The Women of Allah series (1993–97), comprising stark black-and-white photographs inscribed with Farsi calligraphy and gun imagery, established her international reputation and sparked urgent conversations about representation, agency, and violence. These iconic photographs are now held in major museum collections including MoMA, the Guggenheim, and the Metropolitan Museum of Art. Her limited edition prints from this series remain among the most sought-after contemporary artworks in the market. By appropriating calligraphy—a traditionally male-dominated form in Islamic art—and pairing it with confrontational imagery, Neshat subverts conventional hierarchies and forces viewers to reconsider assumptions about femininity, Islam, and power.

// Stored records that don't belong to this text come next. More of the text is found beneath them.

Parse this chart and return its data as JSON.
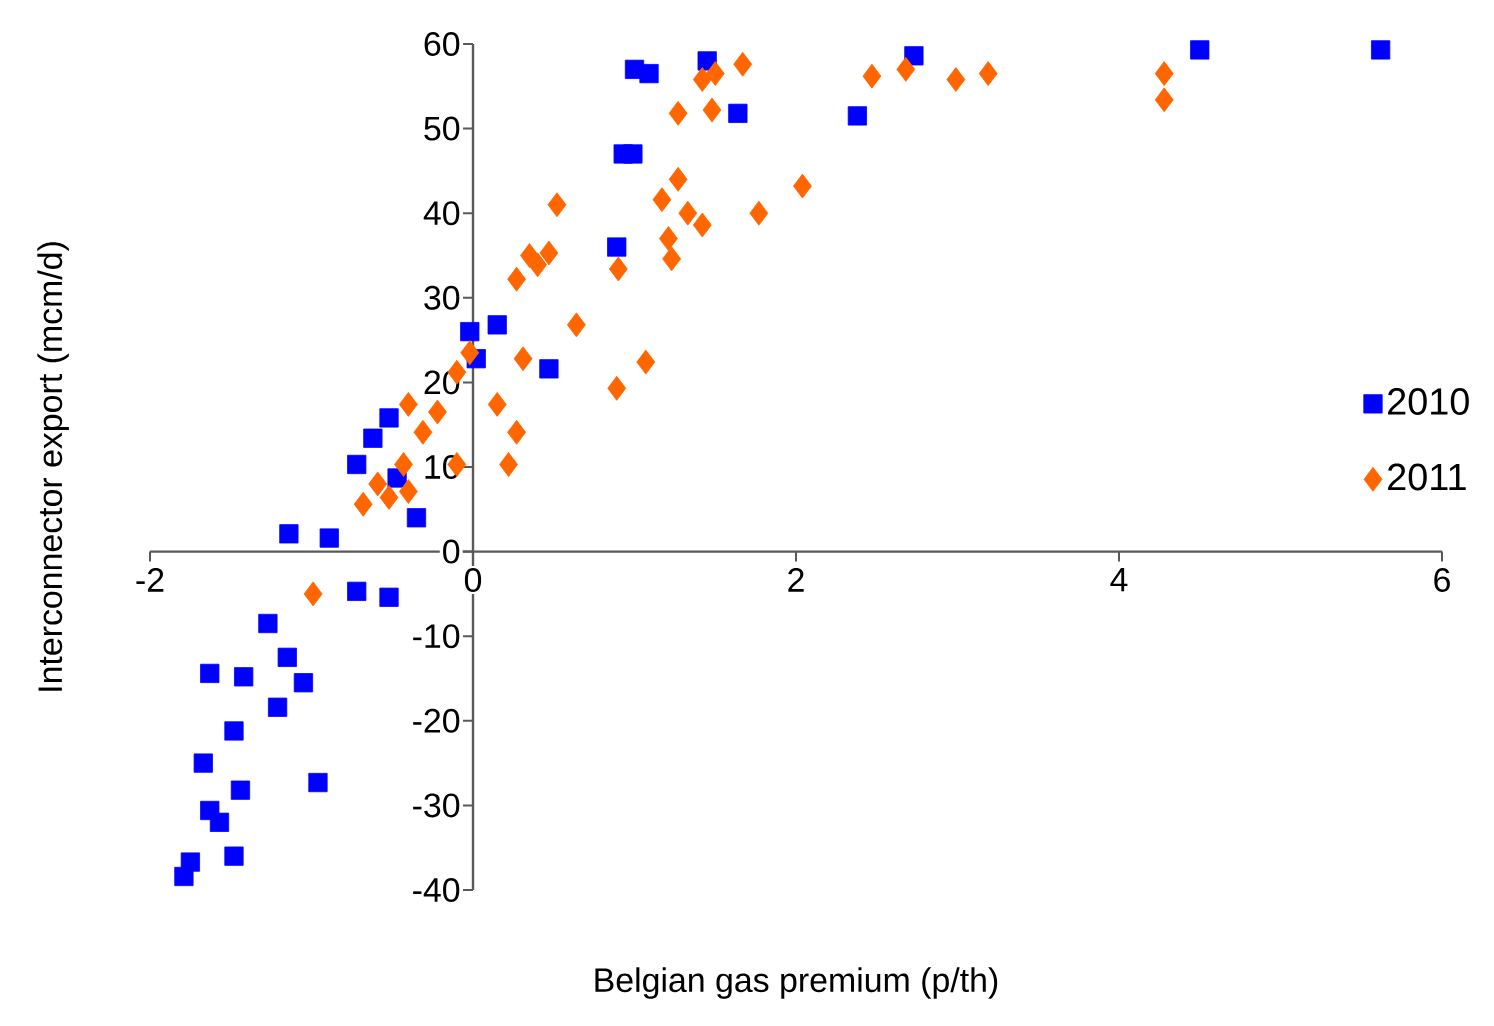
{
  "chart_data": {
    "type": "scatter",
    "xlabel": "Belgian gas premium (p/th)",
    "ylabel": "Interconnector export (mcm/d)",
    "xlim": [
      -2,
      6
    ],
    "ylim": [
      -40,
      60
    ],
    "xticks": [
      -2,
      0,
      2,
      4,
      6
    ],
    "yticks": [
      -40,
      -30,
      -20,
      -10,
      0,
      10,
      20,
      30,
      40,
      50,
      60
    ],
    "grid": false,
    "legend": "right",
    "series": [
      {
        "name": "2010",
        "color": "#0000ff",
        "marker": "square",
        "x": [
          5.62,
          4.5,
          2.38,
          2.73,
          1.64,
          1.09,
          0.99,
          0.89,
          1.45,
          0.93,
          1.0,
          0.47,
          -0.02,
          0.15,
          0.02,
          -0.52,
          -0.62,
          -0.72,
          -0.35,
          -0.47,
          -1.14,
          -0.89,
          -0.72,
          -0.52,
          -1.27,
          -1.15,
          -1.05,
          -1.63,
          -1.42,
          -1.21,
          -1.48,
          -1.67,
          -1.44,
          -1.63,
          -0.96,
          -1.57,
          -1.75,
          -1.48,
          -1.79
        ],
        "values": [
          59.3,
          59.3,
          51.5,
          58.6,
          51.8,
          56.5,
          47,
          36,
          58,
          47,
          57,
          21.6,
          26,
          26.8,
          22.8,
          15.8,
          13.4,
          10.3,
          4,
          8.7,
          2.1,
          1.6,
          -4.7,
          -5.4,
          -8.5,
          -12.5,
          -15.5,
          -14.4,
          -14.8,
          -18.4,
          -21.2,
          -25,
          -28.2,
          -30.6,
          -27.3,
          -32,
          -36.7,
          -36,
          -38.4
        ]
      },
      {
        "name": "2011",
        "color": "#ff6600",
        "marker": "diamond",
        "x": [
          4.28,
          4.28,
          3.19,
          2.99,
          2.68,
          2.47,
          2.04,
          1.77,
          1.67,
          1.5,
          1.42,
          1.48,
          1.27,
          1.27,
          1.17,
          1.33,
          1.42,
          1.21,
          1.23,
          0.9,
          1.07,
          0.89,
          0.52,
          0.4,
          0.47,
          0.27,
          0.35,
          0.64,
          0.31,
          -0.02,
          -0.1,
          0.15,
          0.27,
          0.22,
          -0.1,
          -0.22,
          -0.4,
          -0.31,
          -0.43,
          -0.59,
          -0.68,
          -0.52,
          -0.4,
          -0.99
        ],
        "values": [
          56.5,
          53.4,
          56.5,
          55.8,
          57,
          56.2,
          43.2,
          40,
          57.6,
          56.5,
          55.8,
          52.2,
          51.8,
          44,
          41.6,
          40,
          38.6,
          37,
          34.6,
          33.4,
          22.4,
          19.3,
          41,
          33.9,
          35.3,
          32.2,
          35,
          26.8,
          22.8,
          23.5,
          21.2,
          17.4,
          14.1,
          10.3,
          10.3,
          16.5,
          17.4,
          14.1,
          10.3,
          8,
          5.6,
          6.4,
          7.1,
          -5
        ]
      }
    ]
  }
}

Beyond photography, Neshat's practice encompasses video installation and film. Her feature film Women Without Men (2009) weaves together four female narratives against Iran's 1953 coup, offering a poetic yet politically astute meditation on female subjectivity and state oppression. Her video artworks, including the acclaimed Turbulent series (1998), similarly merge intimate portraiture with expansive architectural space, creating immersive environments that interrogate belonging and displacement.
Neshat's work has been exhibited at major international venues including the Venice Biennale (where she won the Golden Lion in 1999), Documenta, the Whitney Biennial, and Tate Modern. Her photographs and limited edition prints remain central to contemporary discourse on identity and resistance, establishing her as one of the most significant artists addressing these themes in the 21st century.